State Cuts to County Transit Go Deep
Legislature cuts Milwaukee's funding by $32.7 million over next two years. Impact could be devastating.
The cuts in transit aid to the Milwaukee County Transit System (MCTS) will have impacts that extend beyond the state biennial budget currently being deliberated.
Early in June, the state Legislature’s Joint Finance Committee voted to reduce transit funding to Milwaukee by $32.7 million over the next two years. The Republican committee members that voted for the cuts rationalized them by pointing to the millions in federal stimulus money that went to Milwaukee’s transit system.
The federal government provided one-time funding. Once that money is gone, there won’t be more. A recent report produced by the county’s budget office and Department of Transportation (MCDOT) says the proposed funding cut will limit the effectiveness of the stimulus funds, which the system planned to use on much needed capital costs and to cover revenue lost during the pandemic.

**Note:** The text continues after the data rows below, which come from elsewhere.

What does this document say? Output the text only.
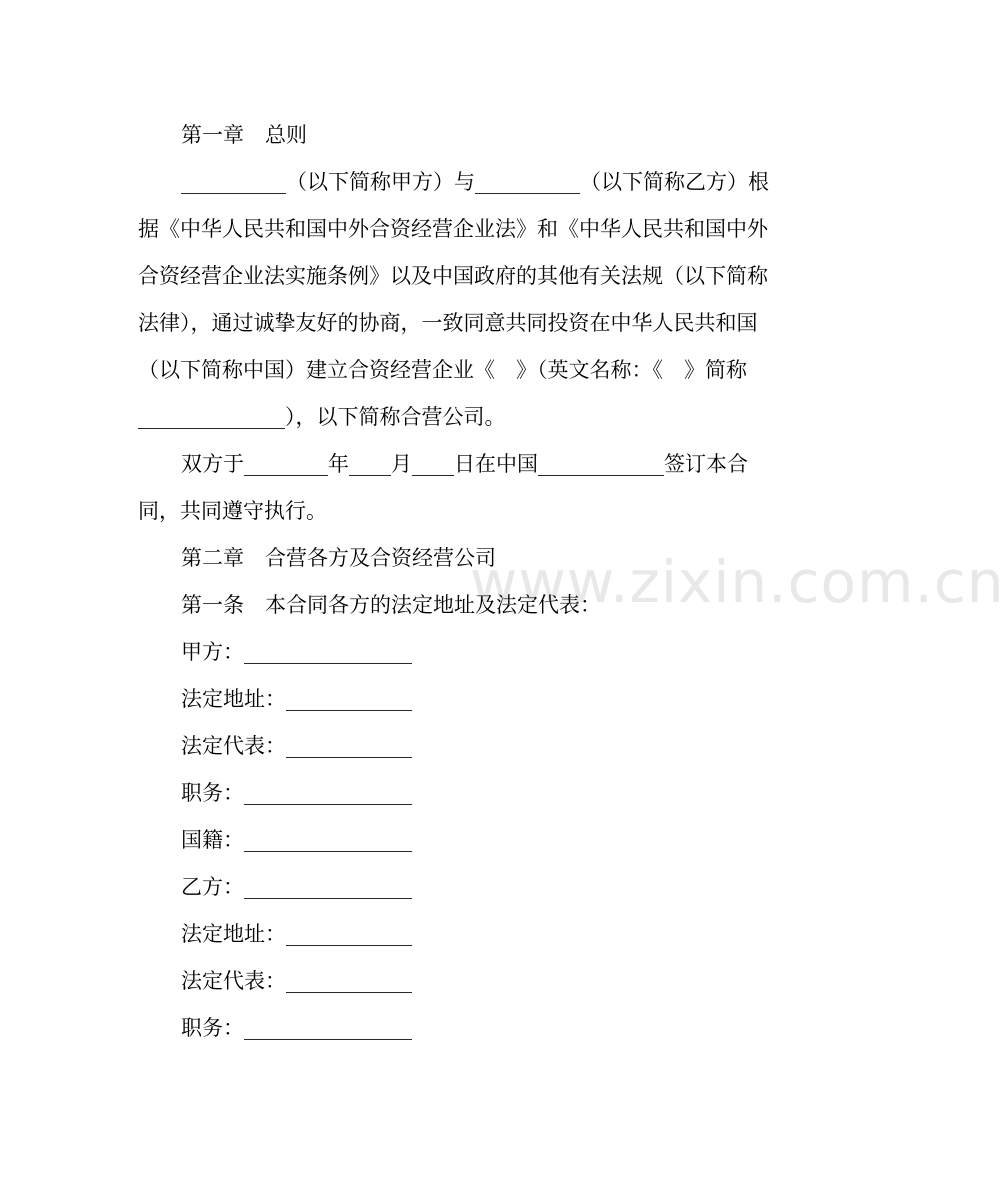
www.zixin.com.cn

第一章　总则

__________（以下简称甲方）与__________（以下简称乙方）根

据《中华人民共和国中外合资经营企业法》和《中华人民共和国中外

合资经营企业法实施条例》以及中国政府的其他有关法规（以下简称

法律），通过诚挚友好的协商，一致同意共同投资在中华人民共和国

（以下简称中国）建立合资经营企业《　》（英文名称：《　》简称

______________），以下简称合营公司。

双方于________年____月____日在中国____________签订本合

同，共同遵守执行。

第二章　合营各方及合资经营公司

第一条　本合同各方的法定地址及法定代表：

甲方：________________

法定地址：____________

法定代表：____________

职务：________________

国籍：________________

乙方：________________

法定地址：____________

法定代表：____________

职务：________________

“It’s unfortunate,” said Donna Brown-Martin, director of the Milwaukee County Department of Transportation. “It inhibits our ability to meet both our operational needs as well as our capital needs, specifically.”
The director told the County Board’s Finance Committee during a meeting on June 17th that the system would make do with the funding it receives, but said, “it’s unfortunate that they thought this was something that was necessary.”
When ridership was decimated by the COVID-19 pandemic, so were farebox revenues. The report said ridership in May was still at 50% of pre-pandemic levels. Federal stimulus funds were used in 2020, and expected to be used again in 2021 to cover the lost revenue.
If MCTS uses federal funds in the short term to cover the $32.7 million cut, that funding will need to be restored once the federal dollars are exhausted, or service will be cut for lack of funding.
MCTS was planning to use the federal dollars to maintain service despite low ridership and make capital investments. The federal funds were also, already, going to be used to defer a project operating deficit for the short term, the report notes. The state cut in transit aid means there is less money to do these things.
Joe Lamers, director of the Office of Performance, Strategy and Budget, said the cut to operating revenue during the next two years would affect the county’s plans to make much needed capital investments.
MCTS has approximately 233 buses that are expected to reach the end of their “useful life” by 2024, according to the report. Even if all those buses are replaced with the cheapest option, that being clean-diesel buses, that number corresponds to approximately $117 million in bus replacement costs by 2024, given that a diesel bus costs, on average, about $500,000.
That’s also just bus replacements. The transit system also faces capital costs to ongoing maintenance and infrastructure replacements at its facilities and garages.
The transit system, like the rest of county government agencies, was not flush with cash even before the pandemic. It only saw state funding increases twice since 2015, according to the report.
Supervisor Joe Czarnezki, who previously served in the state Legislature, noted that, given the way the state budgets, the cut could be permanent. If the cut is made to the base budget, he said, “that means in the next biennium that’s where we’re starting when the state begins budgeting.” He also said a cut like this will probably be drafted in a way that makes it veto proof.
“The majority party is smart enough to do that,” he said. “Our opponents, we may not agree with them, but they’re not stupid.”